The Second Coming
If you haven’t already tasted it, then you’ve probably seen or heard of the infamous red velvet waffles which first appeared in the Stateland during their inception. A year and a half and countless rival cafe knock-offs later, Stateland is hitting back with a revamped waffle menu.
The new menu draws inspiration from classic desserts in waffle form. Will this approach cement Stateland as the official hipster waffle house once again? Read on to find out!
(TAN) 炭 ($14.90)
炭 is the chinese word for charcoal. The inspiration for its name is obvious, and while it may look dark and gritty, its flavours are anything but! The toasted honey bread is topped with liquefied marshmallows, coconut ice cream and roasted walnuts.
Taken together, the dish was sweet with an amazing mix of texture from the soft pillowy toast on the inside, smooth ice cream and chunky nuts. I loved it! It was a struggle for me to keep a straight face taking photos of it while its sweet scent teased me.
This Japanese inspired black sesame waffle is topped with a refreshing matcha ice cream, flakes of tuiles, dango and finished with pureed red beans. The sweetness in the dish was gentle and it’s the lightest dish I tried in terms of flavour.
It’s a bitter sweet combination that has stood the test of time, and diners who are turned off by overly sweet waffles can find some solace here. The bean puree could have been a tad sweeter though, it would have achieved a better balance that way.
Banana Creme Brulee ($14.90)
Cinnamon waffles topped with vanilla ice cream and caramelized bananas! It’s like an extreme version banana split with a waffle wrapped around it. The bananas pack a sweet punch with that caramelization and you can finish it off with some salted caramel sauce to cut through the sweetness of the entire dish.

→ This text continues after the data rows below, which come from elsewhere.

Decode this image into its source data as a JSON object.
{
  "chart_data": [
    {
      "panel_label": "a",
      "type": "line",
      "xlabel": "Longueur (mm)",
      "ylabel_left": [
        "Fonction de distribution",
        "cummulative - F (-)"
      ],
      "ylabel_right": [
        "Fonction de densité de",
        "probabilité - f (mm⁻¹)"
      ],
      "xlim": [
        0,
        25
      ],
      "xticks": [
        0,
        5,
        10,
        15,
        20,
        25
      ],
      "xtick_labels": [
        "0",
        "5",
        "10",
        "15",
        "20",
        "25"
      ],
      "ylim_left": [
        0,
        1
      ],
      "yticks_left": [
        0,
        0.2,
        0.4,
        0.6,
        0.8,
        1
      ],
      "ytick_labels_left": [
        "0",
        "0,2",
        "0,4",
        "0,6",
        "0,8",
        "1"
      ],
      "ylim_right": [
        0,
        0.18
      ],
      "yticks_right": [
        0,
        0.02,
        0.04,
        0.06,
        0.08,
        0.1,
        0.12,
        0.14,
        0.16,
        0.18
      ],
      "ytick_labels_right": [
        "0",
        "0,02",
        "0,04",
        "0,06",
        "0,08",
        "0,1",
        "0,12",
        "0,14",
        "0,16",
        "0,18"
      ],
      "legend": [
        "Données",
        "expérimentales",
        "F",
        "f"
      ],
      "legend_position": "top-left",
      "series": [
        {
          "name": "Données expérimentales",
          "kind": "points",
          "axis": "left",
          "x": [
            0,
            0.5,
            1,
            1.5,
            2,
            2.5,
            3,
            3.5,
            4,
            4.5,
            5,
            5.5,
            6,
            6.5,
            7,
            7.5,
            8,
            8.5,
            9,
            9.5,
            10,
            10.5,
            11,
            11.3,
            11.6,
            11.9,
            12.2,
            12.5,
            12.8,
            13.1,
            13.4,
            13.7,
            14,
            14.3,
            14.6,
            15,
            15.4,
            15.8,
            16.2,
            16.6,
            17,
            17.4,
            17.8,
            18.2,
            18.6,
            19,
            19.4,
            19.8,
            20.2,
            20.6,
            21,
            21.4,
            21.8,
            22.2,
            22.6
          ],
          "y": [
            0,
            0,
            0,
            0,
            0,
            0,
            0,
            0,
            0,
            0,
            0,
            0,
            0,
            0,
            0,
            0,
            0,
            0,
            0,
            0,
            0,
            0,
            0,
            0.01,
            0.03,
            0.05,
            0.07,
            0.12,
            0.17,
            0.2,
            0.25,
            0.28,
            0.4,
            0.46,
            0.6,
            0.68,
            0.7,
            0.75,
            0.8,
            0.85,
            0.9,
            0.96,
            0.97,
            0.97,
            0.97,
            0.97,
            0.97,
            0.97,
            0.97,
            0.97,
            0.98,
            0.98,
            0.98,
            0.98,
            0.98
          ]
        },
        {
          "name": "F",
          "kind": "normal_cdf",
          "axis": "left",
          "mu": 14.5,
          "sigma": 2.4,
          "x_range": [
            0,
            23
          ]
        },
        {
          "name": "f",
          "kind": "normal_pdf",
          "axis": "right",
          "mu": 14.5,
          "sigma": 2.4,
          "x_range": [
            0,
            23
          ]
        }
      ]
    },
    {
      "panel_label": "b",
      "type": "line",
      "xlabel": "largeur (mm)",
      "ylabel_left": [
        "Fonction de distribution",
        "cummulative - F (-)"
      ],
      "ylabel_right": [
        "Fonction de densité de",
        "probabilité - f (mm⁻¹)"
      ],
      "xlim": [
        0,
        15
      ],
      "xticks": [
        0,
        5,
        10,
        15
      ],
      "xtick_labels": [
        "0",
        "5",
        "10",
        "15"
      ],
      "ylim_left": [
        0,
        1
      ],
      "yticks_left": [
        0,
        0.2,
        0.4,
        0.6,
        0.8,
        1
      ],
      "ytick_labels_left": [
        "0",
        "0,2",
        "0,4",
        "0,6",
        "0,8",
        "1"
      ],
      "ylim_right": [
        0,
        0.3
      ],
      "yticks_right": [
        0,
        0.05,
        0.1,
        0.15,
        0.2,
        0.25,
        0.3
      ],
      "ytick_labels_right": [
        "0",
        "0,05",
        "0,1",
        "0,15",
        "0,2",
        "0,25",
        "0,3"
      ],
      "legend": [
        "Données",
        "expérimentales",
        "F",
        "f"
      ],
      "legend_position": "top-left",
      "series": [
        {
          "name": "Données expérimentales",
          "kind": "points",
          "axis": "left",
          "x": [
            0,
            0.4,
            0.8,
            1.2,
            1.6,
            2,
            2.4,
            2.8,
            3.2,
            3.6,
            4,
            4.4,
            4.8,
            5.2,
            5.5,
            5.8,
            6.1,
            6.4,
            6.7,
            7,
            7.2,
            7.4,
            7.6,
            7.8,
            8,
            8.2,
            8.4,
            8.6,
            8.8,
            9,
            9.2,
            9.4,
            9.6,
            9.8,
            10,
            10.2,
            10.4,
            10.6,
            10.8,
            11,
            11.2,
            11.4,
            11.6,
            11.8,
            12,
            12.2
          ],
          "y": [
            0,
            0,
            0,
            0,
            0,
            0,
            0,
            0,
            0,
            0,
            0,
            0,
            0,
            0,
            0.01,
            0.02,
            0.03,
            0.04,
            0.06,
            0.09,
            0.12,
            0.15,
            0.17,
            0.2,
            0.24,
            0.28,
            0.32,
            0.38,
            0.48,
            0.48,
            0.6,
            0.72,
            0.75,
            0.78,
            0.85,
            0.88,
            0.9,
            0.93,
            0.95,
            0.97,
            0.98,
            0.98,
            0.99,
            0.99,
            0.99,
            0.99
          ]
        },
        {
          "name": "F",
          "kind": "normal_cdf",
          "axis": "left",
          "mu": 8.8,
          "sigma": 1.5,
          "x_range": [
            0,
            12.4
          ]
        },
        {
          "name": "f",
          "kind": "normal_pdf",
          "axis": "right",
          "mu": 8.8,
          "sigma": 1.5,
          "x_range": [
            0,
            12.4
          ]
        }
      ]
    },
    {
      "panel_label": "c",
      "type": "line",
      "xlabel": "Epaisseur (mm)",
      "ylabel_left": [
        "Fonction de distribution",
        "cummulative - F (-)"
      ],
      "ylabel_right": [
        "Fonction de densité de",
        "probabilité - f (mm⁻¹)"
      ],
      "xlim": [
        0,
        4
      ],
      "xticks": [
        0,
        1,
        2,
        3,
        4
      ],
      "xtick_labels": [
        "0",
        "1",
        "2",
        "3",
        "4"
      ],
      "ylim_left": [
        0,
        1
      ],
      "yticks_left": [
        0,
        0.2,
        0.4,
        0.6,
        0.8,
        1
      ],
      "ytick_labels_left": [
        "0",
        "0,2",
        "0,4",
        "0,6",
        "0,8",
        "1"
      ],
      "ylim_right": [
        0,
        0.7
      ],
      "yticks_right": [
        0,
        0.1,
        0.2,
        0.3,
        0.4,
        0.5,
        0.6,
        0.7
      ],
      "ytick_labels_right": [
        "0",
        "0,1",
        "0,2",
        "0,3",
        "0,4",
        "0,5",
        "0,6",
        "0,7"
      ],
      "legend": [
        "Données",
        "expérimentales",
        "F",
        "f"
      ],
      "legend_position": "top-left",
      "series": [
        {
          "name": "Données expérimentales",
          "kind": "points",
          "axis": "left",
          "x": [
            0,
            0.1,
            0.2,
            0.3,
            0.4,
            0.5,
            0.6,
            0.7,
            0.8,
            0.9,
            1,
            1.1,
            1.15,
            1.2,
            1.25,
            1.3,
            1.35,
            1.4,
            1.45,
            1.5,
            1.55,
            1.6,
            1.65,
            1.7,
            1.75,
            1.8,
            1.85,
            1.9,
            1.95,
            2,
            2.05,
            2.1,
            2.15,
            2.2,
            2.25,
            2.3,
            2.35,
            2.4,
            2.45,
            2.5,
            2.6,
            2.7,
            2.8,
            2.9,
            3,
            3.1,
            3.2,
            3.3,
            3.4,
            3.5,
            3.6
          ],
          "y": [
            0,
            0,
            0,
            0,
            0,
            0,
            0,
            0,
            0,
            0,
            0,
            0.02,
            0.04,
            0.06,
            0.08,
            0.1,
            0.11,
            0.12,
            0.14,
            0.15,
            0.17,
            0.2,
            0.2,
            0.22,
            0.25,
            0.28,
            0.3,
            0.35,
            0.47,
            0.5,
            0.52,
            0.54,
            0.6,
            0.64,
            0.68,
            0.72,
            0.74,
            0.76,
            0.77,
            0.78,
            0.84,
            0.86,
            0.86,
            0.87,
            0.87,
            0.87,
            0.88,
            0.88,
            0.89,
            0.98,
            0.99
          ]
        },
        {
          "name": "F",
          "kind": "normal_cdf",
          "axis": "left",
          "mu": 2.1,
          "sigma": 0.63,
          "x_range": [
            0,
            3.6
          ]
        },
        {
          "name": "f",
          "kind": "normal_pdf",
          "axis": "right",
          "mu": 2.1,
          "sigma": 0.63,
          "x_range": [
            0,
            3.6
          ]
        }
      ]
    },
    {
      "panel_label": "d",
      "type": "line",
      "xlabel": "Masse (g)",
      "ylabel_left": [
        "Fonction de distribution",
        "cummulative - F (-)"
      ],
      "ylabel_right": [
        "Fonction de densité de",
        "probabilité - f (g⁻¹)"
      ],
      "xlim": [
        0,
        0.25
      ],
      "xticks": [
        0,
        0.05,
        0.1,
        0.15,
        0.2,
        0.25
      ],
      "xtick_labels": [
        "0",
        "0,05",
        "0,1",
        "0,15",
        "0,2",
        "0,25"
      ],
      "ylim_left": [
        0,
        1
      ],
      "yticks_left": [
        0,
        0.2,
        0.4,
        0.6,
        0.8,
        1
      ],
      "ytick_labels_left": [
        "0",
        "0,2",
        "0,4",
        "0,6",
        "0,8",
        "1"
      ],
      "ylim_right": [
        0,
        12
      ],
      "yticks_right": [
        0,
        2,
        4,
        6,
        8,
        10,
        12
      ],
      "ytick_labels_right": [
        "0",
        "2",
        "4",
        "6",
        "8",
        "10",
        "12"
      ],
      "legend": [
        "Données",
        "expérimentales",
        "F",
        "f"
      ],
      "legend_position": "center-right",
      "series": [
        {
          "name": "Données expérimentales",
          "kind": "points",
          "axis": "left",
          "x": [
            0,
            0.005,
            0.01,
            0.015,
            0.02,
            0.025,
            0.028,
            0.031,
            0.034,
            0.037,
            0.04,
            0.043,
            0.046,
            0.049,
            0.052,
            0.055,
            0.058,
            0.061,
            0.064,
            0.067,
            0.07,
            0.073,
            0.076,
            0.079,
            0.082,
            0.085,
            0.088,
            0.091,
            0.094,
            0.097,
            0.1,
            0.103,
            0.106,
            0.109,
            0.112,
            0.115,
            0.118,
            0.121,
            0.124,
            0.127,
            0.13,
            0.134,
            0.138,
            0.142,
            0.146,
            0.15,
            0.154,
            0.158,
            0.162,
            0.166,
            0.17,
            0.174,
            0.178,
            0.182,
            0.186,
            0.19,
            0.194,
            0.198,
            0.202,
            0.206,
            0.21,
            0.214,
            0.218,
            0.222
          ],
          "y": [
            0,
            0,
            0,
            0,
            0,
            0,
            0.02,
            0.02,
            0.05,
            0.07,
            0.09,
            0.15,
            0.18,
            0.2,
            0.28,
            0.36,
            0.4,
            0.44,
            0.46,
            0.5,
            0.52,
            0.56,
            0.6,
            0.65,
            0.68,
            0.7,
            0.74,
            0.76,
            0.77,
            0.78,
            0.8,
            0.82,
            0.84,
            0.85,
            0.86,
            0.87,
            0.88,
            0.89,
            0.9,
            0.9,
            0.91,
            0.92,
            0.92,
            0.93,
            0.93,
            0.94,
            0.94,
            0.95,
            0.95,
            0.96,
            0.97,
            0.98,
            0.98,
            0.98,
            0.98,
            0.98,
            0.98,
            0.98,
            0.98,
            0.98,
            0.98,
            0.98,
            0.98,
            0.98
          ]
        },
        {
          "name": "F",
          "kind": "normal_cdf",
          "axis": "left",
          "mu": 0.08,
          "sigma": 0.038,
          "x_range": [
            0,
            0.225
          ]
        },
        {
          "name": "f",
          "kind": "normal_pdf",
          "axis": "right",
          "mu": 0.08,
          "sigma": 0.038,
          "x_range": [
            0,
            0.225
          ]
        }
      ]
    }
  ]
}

Lemon Meringue Waffle ($14.90)
This is the best waffle I’ve had in my entire life. This lemon scented waffle is topped with vanilla ice cream, sticks of fresh meringue, and filled with lemon curd. Move over Red Velvet, there’s a new favourite in town.
The curd does a great job of cutting through the flavours of the ice cream giving it a really exciting sweet and sour combo. The meringue sticks provide a fun texture, and they’re great fun to eat too whether you’re dipping them into the ice cream of the curd. I just wish they were browned like on a typical lemon meringue tart.